בינה מאלכותית RB14-05 : זיהוי ספרות תרגיל מעשי

 

 

 

 

Spatial data means data where the position of each value matters and has relationships with its neighbors.

Examples:

  • Images → each pixel has meaning only in relation to nearby pixels (edges, corners, shapes).

  • Maps / GIS data → a location’s value (temperature, population, elevation) depends on surrounding areas.

  • Medical scans (X-ray, MRI, CT) → pixel/voxel arrangement encodes anatomy.

Non-spatial data (opposite):

  • Tabular data (Excel sheets: age, income, blood pressure). The order of columns or rows does not define relationships.

  • Feature vectors (already extracted numbers like embeddings).

In short:

  • Spatial data = has a geometry (2D, 3D, grid, sequence) where location matters.

  • Non-spatial data = just independent features, order doesn’t matter.

 

A plain ANN (like MLP) can sometimes be better than a CNN, but only in specific conditions:

  1. Non-spatial data

    • If your inputs are tabular data (numbers, features, categories) with no spatial or temporal structure, ANN is usually better.

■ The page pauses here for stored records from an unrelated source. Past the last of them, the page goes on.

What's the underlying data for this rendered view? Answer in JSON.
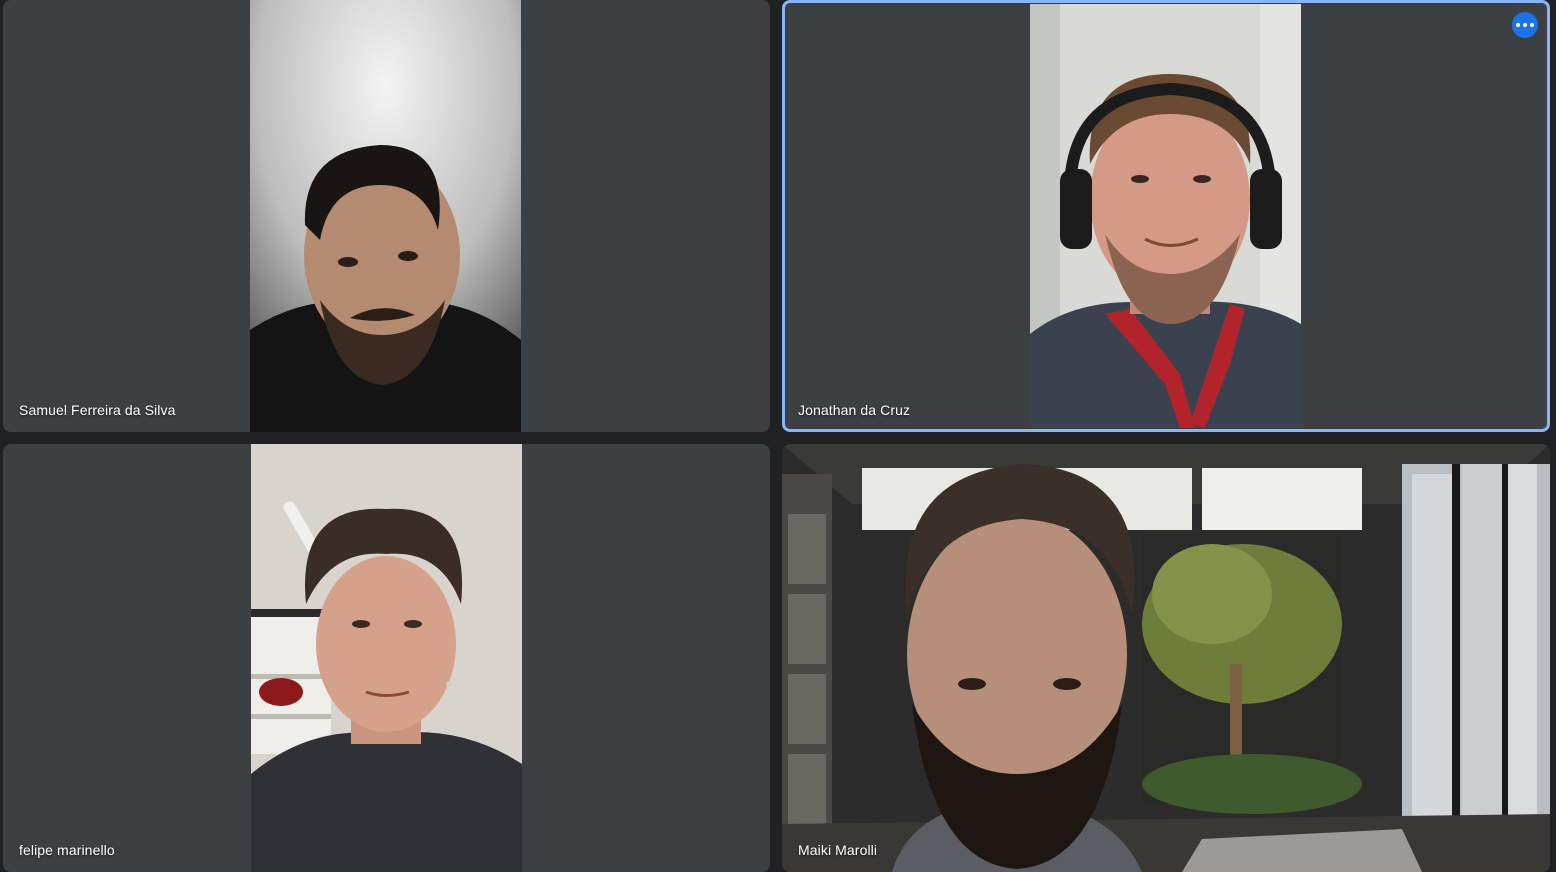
{
  "meeting": {
    "participants": [
      {
        "name": "Samuel Ferreira da Silva",
        "active_speaker": false
      },
      {
        "name": "Jonathan da Cruz",
        "active_speaker": true
      },
      {
        "name": "felipe marinello",
        "active_speaker": false
      },
      {
        "name": "Maiki Marolli",
        "active_speaker": false
      }
    ],
    "more_options_icon": "more-horizontal-icon"
  },
  "colors": {
    "tile_background": "#3c4043",
    "page_background": "#202124",
    "active_speaker_border": "#8ab4f8",
    "more_options_button": "#1a73e8"
  }
}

    • Example: predicting house prices, credit scoring, sensor values.

  2. Very small datasets

    • CNNs need many samples to learn filters. With very little data, a small ANN may generalize better (or at least overfit less).

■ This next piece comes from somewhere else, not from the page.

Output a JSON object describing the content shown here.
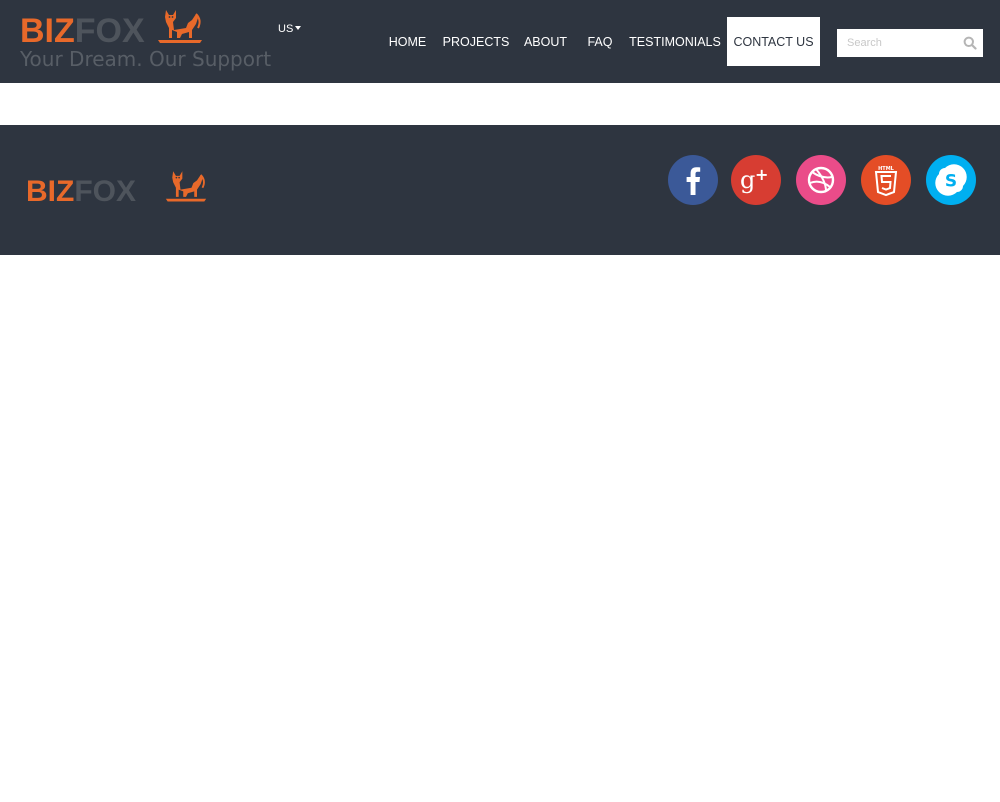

  3. Low-dimensional inputs

    • If your input has only a few features (e.g., 20–50 values), CNN has no advantage.

    • ANN is simpler and faster.

  4. When spatial structure is irrelevant

    • If the order of pixels/features doesn’t matter (e.g., shuffled or abstract features), CNN loses its main advantage.

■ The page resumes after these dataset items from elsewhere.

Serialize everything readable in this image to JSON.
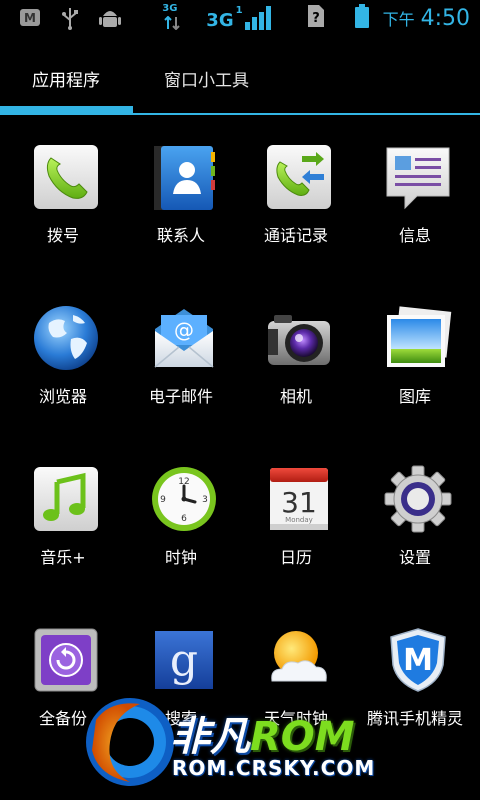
{
  "status_bar": {
    "net_small": "3G",
    "net_main": "3G",
    "net_sub": "1",
    "ampm": "下午",
    "time": "4:50",
    "icons": [
      "m-icon",
      "usb-icon",
      "android-debug-icon",
      "data-transfer-icon",
      "signal-icon",
      "no-sim-icon",
      "battery-icon"
    ]
  },
  "tabs": [
    {
      "label": "应用程序",
      "selected": true
    },
    {
      "label": "窗口小工具",
      "selected": false
    }
  ],
  "colors": {
    "accent": "#33b5e5",
    "background": "#000000"
  },
  "apps": [
    {
      "label": "拨号",
      "icon": "phone-icon"
    },
    {
      "label": "联系人",
      "icon": "contacts-icon"
    },
    {
      "label": "通话记录",
      "icon": "call-log-icon"
    },
    {
      "label": "信息",
      "icon": "messaging-icon"
    },
    {
      "label": "浏览器",
      "icon": "browser-globe-icon"
    },
    {
      "label": "电子邮件",
      "icon": "email-icon"
    },
    {
      "label": "相机",
      "icon": "camera-icon"
    },
    {
      "label": "图库",
      "icon": "gallery-icon"
    },
    {
      "label": "音乐+",
      "icon": "music-icon"
    },
    {
      "label": "时钟",
      "icon": "clock-icon"
    },
    {
      "label": "日历",
      "icon": "calendar-icon"
    },
    {
      "label": "设置",
      "icon": "settings-gear-icon"
    },
    {
      "label": "全备份",
      "icon": "backup-safe-icon"
    },
    {
      "label": "搜索",
      "icon": "google-search-icon"
    },
    {
      "label": "天气时钟",
      "icon": "weather-icon"
    },
    {
      "label": "腾讯手机精灵",
      "icon": "tencent-shield-icon"
    }
  ],
  "calendar_icon": {
    "day": "31",
    "weekday": "Monday"
  },
  "clock_icon": {
    "n12": "12",
    "n9": "9",
    "n3": "3",
    "n6": "6"
  },
  "watermark": {
    "brand_cn": "非凡",
    "brand_rom": "ROM",
    "url": "ROM.CRSKY.COM"
  }
}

  5. As a classifier after feature extraction

    • Sometimes features are already extracted (e.g., embeddings from another model). In that case, a simple ANN on top of those features is better than CNN.

Rule of thumb:

  • Use CNN when data has clear spatial/local structure (images, spectrograms).

  • Use ANN when data is flat/tabular or when relationships are global, not local.